Try as they might to tempt me into conversations about what I think about so and so, I have done a good job not taking the bait of the Challenge Masters and even friends unaware of my situation.
Of course that's not to say it has been easy. I was fed several fascinating tidbits of gossip in the past few days where I would have normally chimed in, "I can totally see that about her! She was always so..." It is hard to not throw your two cents in, and not nearly as fun just to listen.
It is interesting to note how scared I was the first few days that I would totally forget and an offhand comment would just fly out of my mouth. Do I really have such little self control?
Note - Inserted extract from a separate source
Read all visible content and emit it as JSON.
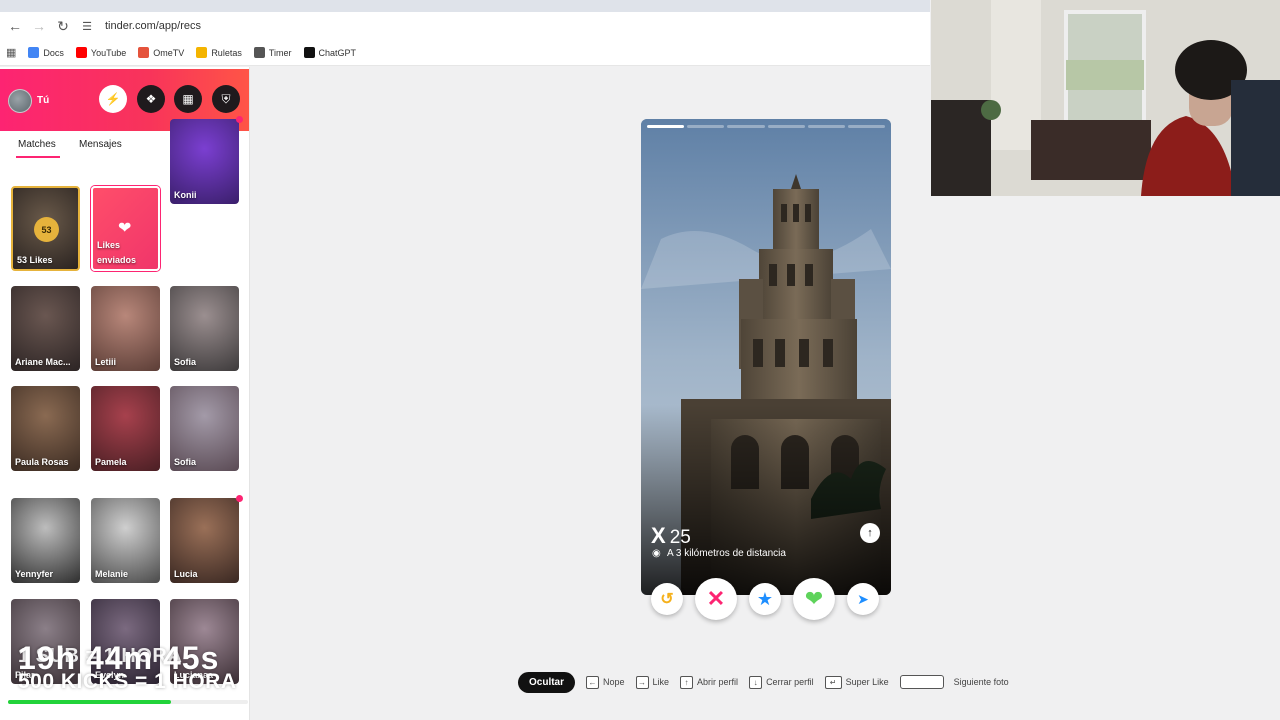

Even more interesting is that I started to censor the thoughts in my head. Little comments I made to myself about someone I passed in the gym, or saw at a bus stop. Does it count if I never voiced the comment, or if it was to myself, or about a complete stranger?
I think forcing myself to be aware of stupid, meaningless criticisms of people, even if just in my head, is helping me realize the pointlessness of them. It doesn't even make me feel better about myself.
Now I think something and immediately think, "Where did that come from?"
Maybe by the end of the week I will have positive, uplifting comments in my head about all the people I pass...and I'll be able to voice those.